Brasil está acima da média mundial em consumo de bebidas alcoólicas
O país tem a quinta maior taxa de mortes relacionadas ao consumo de álcool nas Américas
Por: Isabela Alves
Em 2016, cada brasileiro com 15 anos ou mais bebeu, em média, 8,7 litros de álcool. A média mundial é de 6,4 litros por pessoa. Os dados são do estudo World Health Statistics 2017, publicado pela Organização Mundial da Saúde (OMS).

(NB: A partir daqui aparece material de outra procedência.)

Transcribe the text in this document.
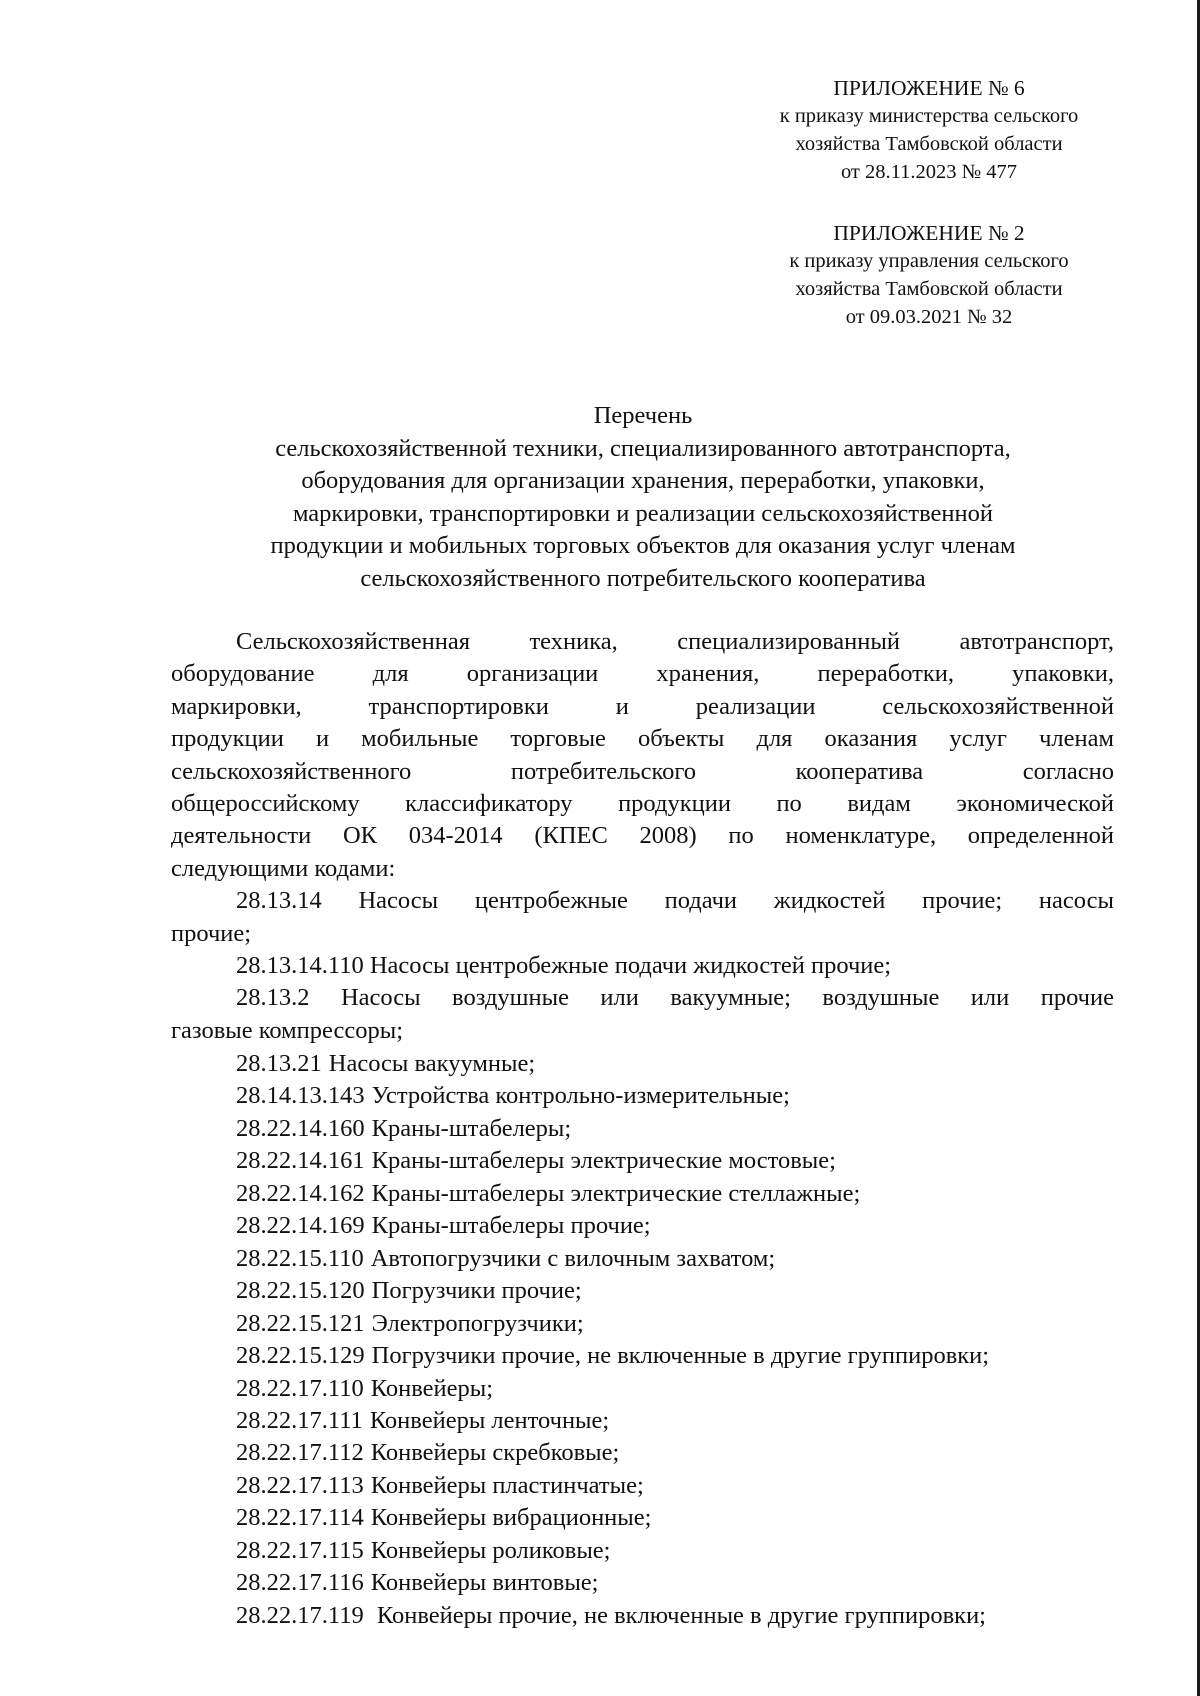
ПРИЛОЖЕНИЕ № 6
к приказу министерства сельского
хозяйства Тамбовской области
от 28.11.2023 № 477
ПРИЛОЖЕНИЕ № 2
к приказу управления сельского
хозяйства Тамбовской области
от 09.03.2021 № 32
Перечень
сельскохозяйственной техники, специализированного автотранспорта,
оборудования для организации хранения, переработки, упаковки,
маркировки, транспортировки и реализации сельскохозяйственной
продукции и мобильных торговых объектов для оказания услуг членам
сельскохозяйственного потребительского кооператива
Сельскохозяйственная техника, специализированный автотранспорт,
оборудование для организации хранения, переработки, упаковки,
маркировки, транспортировки и реализации сельскохозяйственной
продукции и мобильные торговые объекты для оказания услуг членам
сельскохозяйственного потребительского кооператива согласно
общероссийскому классификатору продукции по видам экономической
деятельности ОК 034-2014 (КПЕС 2008) по номенклатуре, определенной
следующими кодами:
28.13.14 Насосы центробежные подачи жидкостей прочие; насосы
прочие;
28.13.14.110 Насосы центробежные подачи жидкостей прочие;
28.13.2 Насосы воздушные или вакуумные; воздушные или прочие
газовые компрессоры;
28.13.21 Насосы вакуумные;
28.14.13.143 Устройства контрольно-измерительные;
28.22.14.160 Краны-штабелеры;
28.22.14.161 Краны-штабелеры электрические мостовые;
28.22.14.162 Краны-штабелеры электрические стеллажные;
28.22.14.169 Краны-штабелеры прочие;
28.22.15.110 Автопогрузчики с вилочным захватом;
28.22.15.120 Погрузчики прочие;
28.22.15.121 Электропогрузчики;
28.22.15.129 Погрузчики прочие, не включенные в другие группировки;
28.22.17.110 Конвейеры;
28.22.17.111 Конвейеры ленточные;
28.22.17.112 Конвейеры скребковые;
28.22.17.113 Конвейеры пластинчатые;
28.22.17.114 Конвейеры вибрационные;
28.22.17.115 Конвейеры роликовые;
28.22.17.116 Конвейеры винтовые;
28.22.17.119 Конвейеры прочие, не включенные в другие группировки;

Outro dado alarmante aponta que, por ano, o álcool é responsável pela morte de pelo menos 80 mil pessoas nas Américas, e o Brasil tem a quinta maior taxa de casos relacionados ao consumo de bebida no continente. Considerando apenas a taxa de mortalidade entre os homens, o Brasil tem a terceira maior taxa de mortes por consumo de álcool das Américas.
O alcoolismo atinge 12% dos adultos brasileiros e responde por 90% das mortes associadas ao uso de drogas. “O álcool é uma das drogas mais perigosas, porque ela é silenciosa. Além de causar sérios danos ao cérebro, o usuário consome e acredita que está no controle”, explica a psicóloga Priscila Alcântara da Costa. Segundo a especialista, o uso abusivo do álcool pode ser detectado a partir de certos sinais, como perder o horário do trabalho, gastar mais do que o orçamento permite e mentir para familiares.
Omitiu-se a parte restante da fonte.